The recent renaissance of the field of artificial intelligence after the slump of the 1980s (the so-called ‘AI winter’) has proven absolutely revolutionary. But perhaps there is no greater disruption caused by machine learning and other AI systems than in biology. It was just recently that DeepMind, a Google subsidiary tasked with developing cutting-edge AI programs, revealed that its AlphaFold system had decoded the structure of virtually all proteins known to science — over 200 million of them.
Now, a new AI tool is pushing the boundaries of what’s possible even further by allowing scientists to design original proteins from scratch unlike anything seen in nature. This novel tool, known as ProteinMPNN, was recently described by researchers at the University of Washington in a pair of studies published today in Science. Its authors are confident that ProteinMPNN and other similar tools that are bound to surface in the near future will open up a new realm of possibility and subsequent applications. These include entirely novel proteins that are designed from the ground up to meet a certain goal, whether it’s enzymes that digest plastic or new drugs that target some of today’s most challenging and intractable diseases.
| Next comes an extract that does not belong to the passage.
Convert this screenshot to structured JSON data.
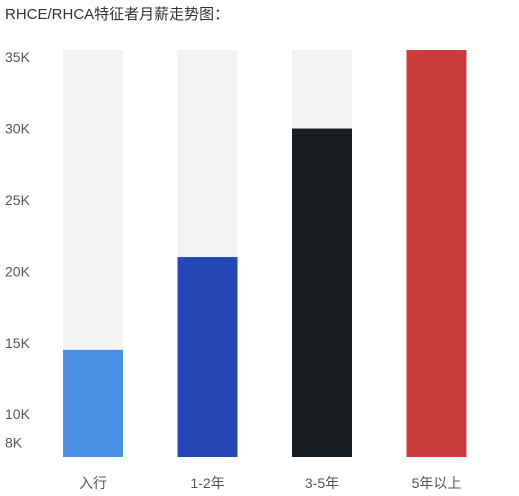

“Proteins are fundamental across biology, but we know that all the proteins found in every plant, animal, and microbe make up far less than one percent of what is possible. With these new software tools, researchers should be able to find solutions to long-standing challenges in medicine, energy, and technology,” said senior author David Baker, professor of biochemistry at the University of Washington School of Medicine and recipient of a 2021 Breakthrough Prize in Life Sciences.
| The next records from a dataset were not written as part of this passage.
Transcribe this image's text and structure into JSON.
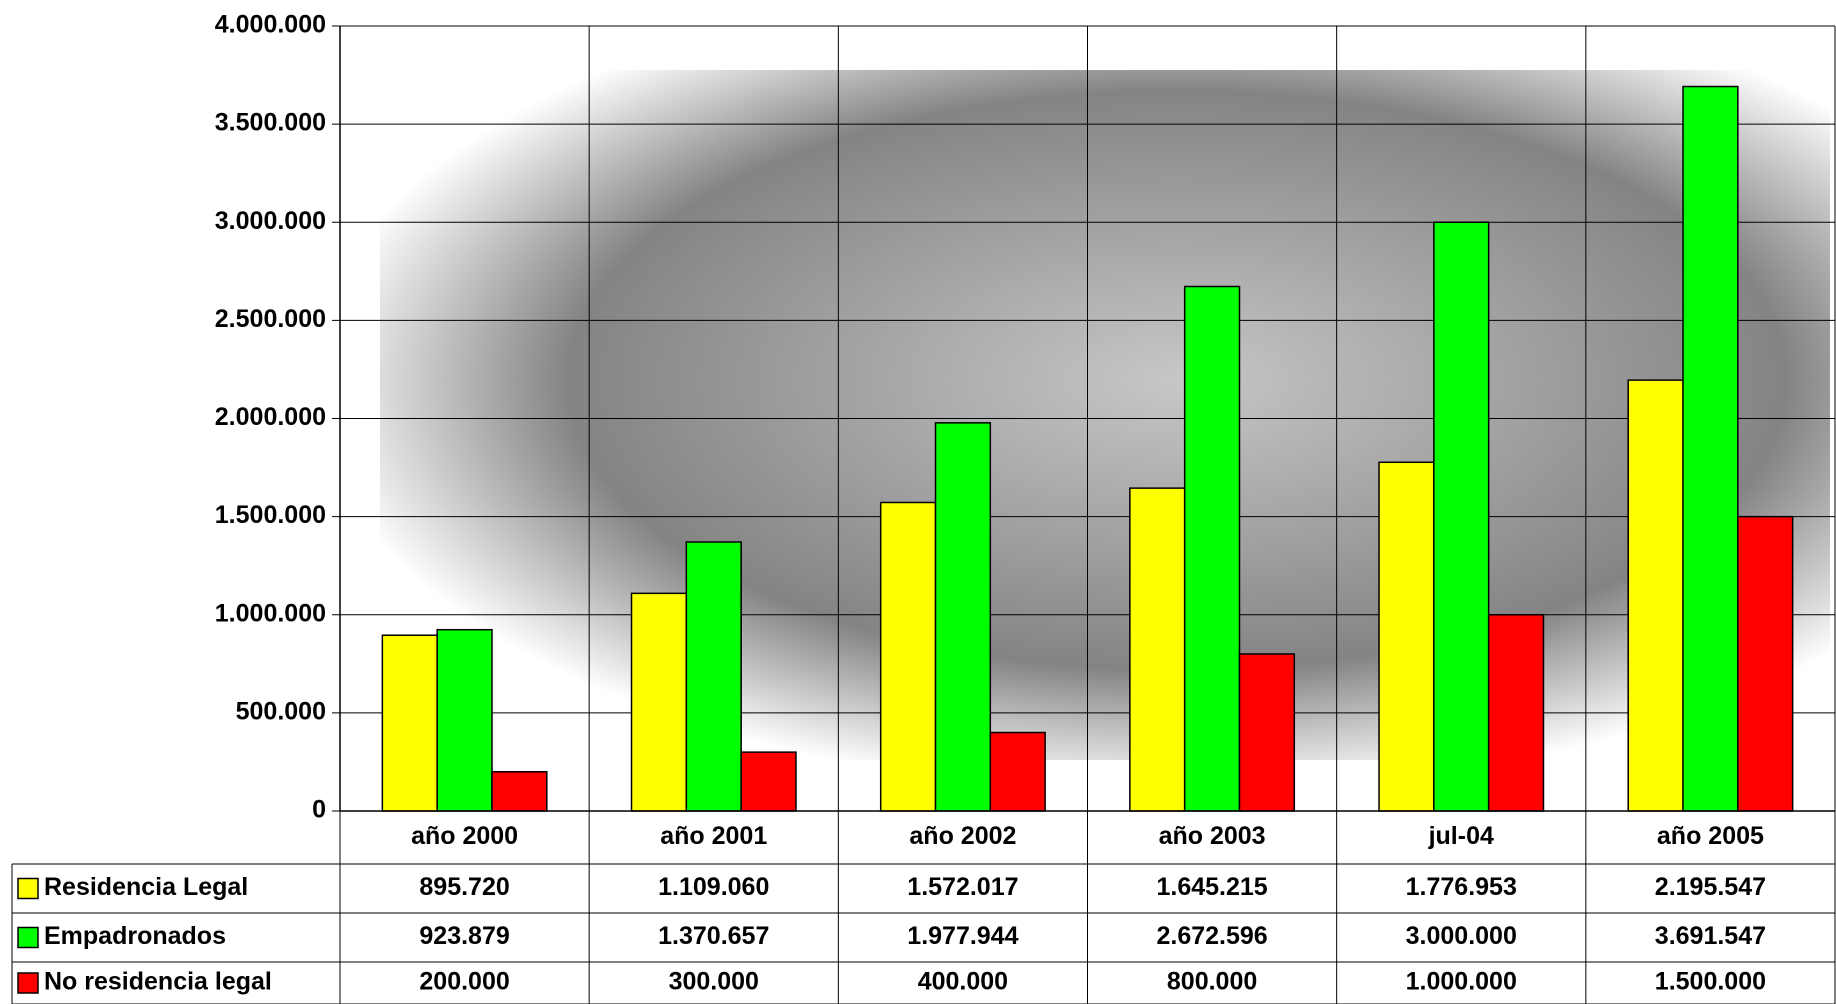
{
  "chart_data": {
    "type": "bar",
    "categories": [
      "año 2000",
      "año 2001",
      "año 2002",
      "año 2003",
      "jul-04",
      "año 2005"
    ],
    "series": [
      {
        "name": "Residencia Legal",
        "color": "#ffff00",
        "values": [
          895720,
          1109060,
          1572017,
          1645215,
          1776953,
          2195547
        ],
        "value_labels": [
          "895.720",
          "1.109.060",
          "1.572.017",
          "1.645.215",
          "1.776.953",
          "2.195.547"
        ]
      },
      {
        "name": "Empadronados",
        "color": "#00ff00",
        "values": [
          923879,
          1370657,
          1977944,
          2672596,
          3000000,
          3691547
        ],
        "value_labels": [
          "923.879",
          "1.370.657",
          "1.977.944",
          "2.672.596",
          "3.000.000",
          "3.691.547"
        ]
      },
      {
        "name": "No residencia legal",
        "color": "#ff0000",
        "values": [
          200000,
          300000,
          400000,
          800000,
          1000000,
          1500000
        ],
        "value_labels": [
          "200.000",
          "300.000",
          "400.000",
          "800.000",
          "1.000.000",
          "1.500.000"
        ]
      }
    ],
    "ylim": [
      0,
      4000000
    ],
    "yticks": [
      0,
      {
        "value": 500000,
        "label": "500.000"
      },
      {
        "value": 1000000,
        "label": "1.000.000"
      },
      {
        "value": 1500000,
        "label": "1.500.000"
      },
      {
        "value": 2000000,
        "label": "2.000.000"
      },
      {
        "value": 2500000,
        "label": "2.500.000"
      },
      {
        "value": 3000000,
        "label": "3.000.000"
      },
      {
        "value": 3500000,
        "label": "3.500.000"
      },
      {
        "value": 4000000,
        "label": "4.000.000"
      }
    ],
    "grid": true
  }
}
From discovering protein function to forging new proteins
The role of proteins in supporting life and nature at large cannot be understated. Some are structural, others transport molecules, others still are receptors, and so on. Each of these functions is closely related to its specific shape, which is achieved through folding.
All proteins start off as a linear chain of basic units called amino acids. This primary 2D structure of amino acids contains the “recipe” that a protein uses to fold itself up. A protein will go through repeating stages of folding, adopting a wide range of configurations before reaching its final shape, which happens to be the most energetically favorable one.
While AlphaFold can predict the shapes of existing proteins, thereby deducing their function, ProteinMPNN tackles the same problem but from the opposite angle. Rather than reverse engineering the role of a protein from nature, the new tool can help scientists engineer entirely novel proteins from the ground up. They can, for instance, dream up a certain function or purpose for a protein, and then have the AI come up with the corresponding structure whose molecular components and shape are conducive to the desired function. It’s then a matter of simply synthesizing these proteins in the lab.
ProteinMPNN can achieve all of these truly remarkable things using two powerful AIs developed at the University of Washington. The first, dubbed “hallucination”, allows scientists to search among potentially useful protein sequences based on simple prompts — sort of like the now famous DALL-E generative AI tool that generates fantastic images from a text prompt. The second AI, known as “inpainting”, can be seen as an autocomplete feature like the kind you see when you type a question into Google — only it’s for proteins. When used in synergy, the two methods can enable scientists to discover entirely new proteins that fit a desired function.
In order to validate the different protein shapes generated by the two AIs, the researchers turned to the tried and tested AlphaFold to see whether the amino acid sequences were indeed likely to fold in the desired shape.
“ProteinMPNN is to protein design what AlphaFold was to protein structure prediction,” Baker said in a statement.
Proteins initially designed using ProteinMPNN were then assembled in the lab. Among them were nanoscale rings, each with a diameter a billion times smaller than a poppy seed, that could be fitted inside custom nanomachines.
“This is the very beginning of machine learning in protein design. In the coming months, we will be working to improve these tools to create even more dynamic and functional proteins,” said Baker.
ProteinMPNN is available for free and on GitHub.